If you underspecify/underconstrain your optimization process, it may roam to unexpected regions permitted by that free space.
It is unlikely that the trainer’s first attempt at specifying the optimization constraints during RL-ish fine tuning will precisely bound the possible implementations to their truly desired target, even if the allowed space does contain it; underconstrained optimization is a likely default for many tasks.

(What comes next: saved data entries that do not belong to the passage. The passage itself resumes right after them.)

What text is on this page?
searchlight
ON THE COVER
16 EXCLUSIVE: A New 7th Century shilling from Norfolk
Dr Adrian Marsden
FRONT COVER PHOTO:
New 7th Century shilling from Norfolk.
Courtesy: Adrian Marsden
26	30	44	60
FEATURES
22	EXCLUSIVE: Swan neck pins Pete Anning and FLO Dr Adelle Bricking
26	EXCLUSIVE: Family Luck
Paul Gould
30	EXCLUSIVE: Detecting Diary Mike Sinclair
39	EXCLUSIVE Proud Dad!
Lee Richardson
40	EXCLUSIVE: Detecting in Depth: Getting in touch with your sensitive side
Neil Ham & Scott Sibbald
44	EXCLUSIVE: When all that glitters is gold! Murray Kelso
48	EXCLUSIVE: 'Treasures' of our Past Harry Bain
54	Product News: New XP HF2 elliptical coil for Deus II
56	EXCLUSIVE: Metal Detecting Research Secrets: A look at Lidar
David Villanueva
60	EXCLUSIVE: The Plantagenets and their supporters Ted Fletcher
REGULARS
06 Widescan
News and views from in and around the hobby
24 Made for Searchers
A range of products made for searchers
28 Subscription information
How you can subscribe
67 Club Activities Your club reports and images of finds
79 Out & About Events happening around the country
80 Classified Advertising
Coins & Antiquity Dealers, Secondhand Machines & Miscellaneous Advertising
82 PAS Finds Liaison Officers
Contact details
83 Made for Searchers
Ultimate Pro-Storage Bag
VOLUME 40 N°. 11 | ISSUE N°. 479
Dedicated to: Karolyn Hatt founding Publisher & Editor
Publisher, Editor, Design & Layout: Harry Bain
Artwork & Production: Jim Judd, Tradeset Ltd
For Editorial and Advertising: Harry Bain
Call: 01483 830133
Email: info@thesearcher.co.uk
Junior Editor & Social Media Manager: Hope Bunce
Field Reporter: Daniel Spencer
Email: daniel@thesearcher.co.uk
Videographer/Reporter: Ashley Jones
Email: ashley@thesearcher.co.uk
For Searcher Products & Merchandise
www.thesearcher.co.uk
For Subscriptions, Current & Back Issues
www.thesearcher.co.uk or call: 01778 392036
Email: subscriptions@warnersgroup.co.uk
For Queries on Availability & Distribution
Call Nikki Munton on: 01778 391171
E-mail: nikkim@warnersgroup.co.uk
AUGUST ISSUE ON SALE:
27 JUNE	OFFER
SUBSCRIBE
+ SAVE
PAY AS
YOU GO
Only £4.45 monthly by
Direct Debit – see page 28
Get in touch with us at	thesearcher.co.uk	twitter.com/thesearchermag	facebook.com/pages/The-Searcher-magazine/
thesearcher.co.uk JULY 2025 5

Which implementations are likely to be found during training depends on what structure is available to guide the optimizer (everything from architecture, training scheme, dataset, and so on), and the implementations’ accessibility to the optimizer with respect to all those details.
Against the backdrop of the pretrained distribution on LLMs, low-level bad behavior (think Sydney Bing vibes) is easy to access (even accidentally!) against a pretraining distribution. Agentic coding assistants are harder to access; it’s very unlikely you will accidentally produce an agentic coding assistant. Likewise, it takes effort to specify an effective agent that pursues coherent goals against the wishes of its user. It requires a fair number of bits to narrow the distribution in that way.
More generally, if you use N bits to try to specify behavior A, having a nonnegligible chance of accidentally instead specifying behavior B requires that the bits you specify at minimum allow B, and to make it probable, they would need to imply B. (I think Sydney Bing is actually a good example case to consider here.)
For a single attempt at specifying behavior, it’s vastly more likely that a developer trains a model that fails in uninteresting ways than for them to accidentally specify just enough bits to achieve something that looks about right, but ends up entailing extremely bad outcomes at the same time. Uninteresting, useless, and easy-to-notice failures are the default because they hugely outnumber ‘interesting’ (i.e. higher bit count) failures.
You can still successfully specify bad behavior if you are clever, but malicious.
You can still successfully specify bad behavior if you make a series of mistakes. This is not impossible or even improbable; it has already happened and will happen again. Achieving higher capability bad behavior, however, tends to require more mistakes, and is less probable.
Because of this, I expect to see lots of early failures, and that more severe failures will be rarer proportional to the error rate needed to specify the failure. I strongly expect the failures to be visible enough that a desire to make a working product combined with something like liability frameworks would have some iterations to work and spook irresponsible companies into putting nonzero effort into not making particularly long series of mistakes. This is not a guarantee of safety.